3D Secure 2.0 – Facelift oder Quantensprung?

Die neue Generation der Karteninhaber-Authentifizierung „3D Secure 2.0“
3D Secure wurde (und wird auch noch) oftmals als das magische Wundermittel propagiert, welches das Elend des Zahlungsausfalls auf der Händler-Seite heilen sollte. In den frühen Jahren dieses Jahrtausends von VISA ins Leben gerufen und als besagtes Wundermittel prominent platziert, zeigten sich allerdings alsbald die Kinderkrankheiten – an erster Stelle die Probleme mit der „Conversion Rate“ bei den 3D nutzenden Händlern. Der Einsatz von 3D Secure verursachte ungewollte Zahlungsabbrüche durch die Karteninhaber und minderte somit den Umsatz der betroffenen Händler. Die Conversion Rate beschreibt dabei das Verhältnis der Besucher einer Online-Shops auf Basis von Klicks zu den erzielten Conversions, also der Umwandlung von Interessenten in Käufer.
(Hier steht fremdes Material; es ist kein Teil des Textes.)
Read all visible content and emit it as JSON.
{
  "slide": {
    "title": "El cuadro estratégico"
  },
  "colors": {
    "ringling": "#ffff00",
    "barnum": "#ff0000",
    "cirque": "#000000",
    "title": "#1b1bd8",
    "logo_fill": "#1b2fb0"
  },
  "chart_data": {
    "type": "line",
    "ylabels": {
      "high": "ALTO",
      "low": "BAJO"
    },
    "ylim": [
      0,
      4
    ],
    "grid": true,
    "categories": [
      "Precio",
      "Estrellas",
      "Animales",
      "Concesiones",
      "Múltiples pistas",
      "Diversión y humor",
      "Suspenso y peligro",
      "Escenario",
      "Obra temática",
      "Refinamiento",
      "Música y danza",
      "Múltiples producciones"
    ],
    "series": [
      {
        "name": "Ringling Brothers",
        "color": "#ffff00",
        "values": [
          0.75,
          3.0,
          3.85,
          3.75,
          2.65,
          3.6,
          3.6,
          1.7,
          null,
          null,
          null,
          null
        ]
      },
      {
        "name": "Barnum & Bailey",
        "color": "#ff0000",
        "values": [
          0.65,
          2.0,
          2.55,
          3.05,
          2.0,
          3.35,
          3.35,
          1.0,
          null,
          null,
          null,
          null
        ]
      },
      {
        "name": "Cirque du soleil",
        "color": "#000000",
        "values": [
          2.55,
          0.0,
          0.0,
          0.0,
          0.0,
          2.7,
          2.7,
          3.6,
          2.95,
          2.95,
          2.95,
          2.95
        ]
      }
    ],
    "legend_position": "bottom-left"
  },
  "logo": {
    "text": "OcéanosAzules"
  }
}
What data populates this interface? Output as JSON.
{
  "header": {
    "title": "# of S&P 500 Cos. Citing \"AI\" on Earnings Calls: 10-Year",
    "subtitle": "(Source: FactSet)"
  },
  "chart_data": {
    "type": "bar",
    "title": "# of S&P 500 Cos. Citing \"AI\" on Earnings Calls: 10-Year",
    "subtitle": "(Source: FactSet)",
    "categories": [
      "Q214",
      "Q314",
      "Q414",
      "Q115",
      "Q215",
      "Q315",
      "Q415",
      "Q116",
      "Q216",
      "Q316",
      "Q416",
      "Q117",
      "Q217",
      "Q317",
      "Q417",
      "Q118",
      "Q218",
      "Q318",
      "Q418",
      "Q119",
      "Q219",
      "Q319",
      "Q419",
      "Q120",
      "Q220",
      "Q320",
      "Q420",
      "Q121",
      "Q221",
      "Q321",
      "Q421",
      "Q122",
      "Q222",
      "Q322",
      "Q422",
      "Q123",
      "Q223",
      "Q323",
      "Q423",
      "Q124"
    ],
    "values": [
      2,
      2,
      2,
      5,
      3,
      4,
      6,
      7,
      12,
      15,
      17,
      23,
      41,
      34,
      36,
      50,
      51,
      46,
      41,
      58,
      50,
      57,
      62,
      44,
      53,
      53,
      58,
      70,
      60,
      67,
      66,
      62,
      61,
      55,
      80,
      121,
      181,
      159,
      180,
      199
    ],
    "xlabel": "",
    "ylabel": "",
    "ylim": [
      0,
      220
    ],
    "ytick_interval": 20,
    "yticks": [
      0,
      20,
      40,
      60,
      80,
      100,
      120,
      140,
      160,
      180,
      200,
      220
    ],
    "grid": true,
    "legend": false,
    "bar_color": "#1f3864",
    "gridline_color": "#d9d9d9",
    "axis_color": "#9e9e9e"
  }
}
Die Problematik, einerseits das Zahlungsausfallrisiko durch Chargebacks minimieren zu wollen aber gleichzeitig maximal potentiellen Umsatz bei den teilnehmenden Händlern zu ermöglichen, lies sich also nicht in der genutzten Variante des 3D-Verfahrens (Version 1.0) lösen. Als dann noch die Europäischen Zahlungsaufseher mit der PSD2 die starke Kundenauthentifizierung für einen Großteil des bekannten Karten-Zahlungsverkehrs in Europa forderten, hatte man ein Erbarmen mit den Händlern. Die großen Kreditkartenorganisationen (Visa, MasterCard, AmericanExpress und JCB) formierten sich und definierten innerhalb des Gemeinschaftsunternehmens „EMVCo“, welches sich heute maßgeblich um die EMV Standards kümmert, einen neuen Authentifizierungsstandard „3D Secure 2.0“. Dieser sollte aus dem einstigen Wundermittel ein Heilmittel machen, welches flächendeckend die Leiden der Händler eliminieren sollte und gleichzeitig regulatorischen Anforderungen genügen musste.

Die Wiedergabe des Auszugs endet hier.